Baar ZG Der mehrheitlich von Meyer Burger gehaltene deutsche Solarzulieferer Roth & Rau ist im ersten Halbjahr mangels Aufträgen und wegen Umsatzverschiebungen noch tiefer in die roten Zahlen gerutscht.

Der Umsatz ging in den ersten sechs Monaten 2011 um 21,9 Prozent auf 92,82 Millionen Euro zurück, wie Roth & Rau am Dienstag mitteilte. Der Verlust auf operativer Ebene (EBIT) beträgt 24,44 Millionen Euro. Vor einem Jahr hatte an dieser Stelle noch ein Gewinn von 6,06 Millionen Euro gestanden.

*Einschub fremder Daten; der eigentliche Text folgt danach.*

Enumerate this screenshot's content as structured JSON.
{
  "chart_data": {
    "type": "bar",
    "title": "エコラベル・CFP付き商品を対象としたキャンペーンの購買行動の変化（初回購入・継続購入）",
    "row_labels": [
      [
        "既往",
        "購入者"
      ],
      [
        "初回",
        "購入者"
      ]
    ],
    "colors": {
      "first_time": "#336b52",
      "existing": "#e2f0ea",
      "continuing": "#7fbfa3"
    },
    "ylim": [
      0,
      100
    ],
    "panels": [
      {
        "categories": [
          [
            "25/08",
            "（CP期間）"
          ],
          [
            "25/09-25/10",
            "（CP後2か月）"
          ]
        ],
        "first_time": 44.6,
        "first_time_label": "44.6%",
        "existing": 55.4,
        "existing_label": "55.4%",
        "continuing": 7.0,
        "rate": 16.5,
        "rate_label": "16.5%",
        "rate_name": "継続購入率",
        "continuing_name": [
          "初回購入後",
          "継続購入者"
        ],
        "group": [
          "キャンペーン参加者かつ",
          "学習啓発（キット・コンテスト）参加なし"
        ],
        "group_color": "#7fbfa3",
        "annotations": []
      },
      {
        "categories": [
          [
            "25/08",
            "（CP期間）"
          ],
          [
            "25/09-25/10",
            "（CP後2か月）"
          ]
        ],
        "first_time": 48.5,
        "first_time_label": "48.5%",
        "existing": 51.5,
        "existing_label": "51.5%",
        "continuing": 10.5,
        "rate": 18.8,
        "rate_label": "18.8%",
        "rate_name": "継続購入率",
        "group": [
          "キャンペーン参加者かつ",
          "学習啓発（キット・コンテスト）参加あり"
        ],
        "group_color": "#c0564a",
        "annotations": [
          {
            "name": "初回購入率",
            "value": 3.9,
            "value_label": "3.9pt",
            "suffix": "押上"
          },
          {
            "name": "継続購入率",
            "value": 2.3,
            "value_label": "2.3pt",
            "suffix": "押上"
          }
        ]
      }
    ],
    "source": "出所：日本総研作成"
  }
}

Unter dem Strich betrug das Minus 18,29 Millionen Euro, nach 5 Millionen Euro im Vorjahreszeitraum. Eine Jahresprognose wagte Firmenchef Dietmar Roth nicht. Technische Probleme bei einer Anlage zur Beschichtung von Solarzellen hätten zwar beseitigt werden können, so dass die verzögerten Projekte in Kürze abgenommen werden könnten. Eine belastbare Prognose könne er aber wegen erheblicher Unsicherheiten über die weitere Marktentwicklung derzeit noch nicht treffen. Die Solarfirma Meyer Burger hat derzeit 82 Prozent der Stimmrechte und will den Rest im freien Markt zukaufen. Letztendlich soll Roth & Rau dann von der Börse genommen und in das Mutterunternehmen mit Sitz in Baar ZG integriert werden.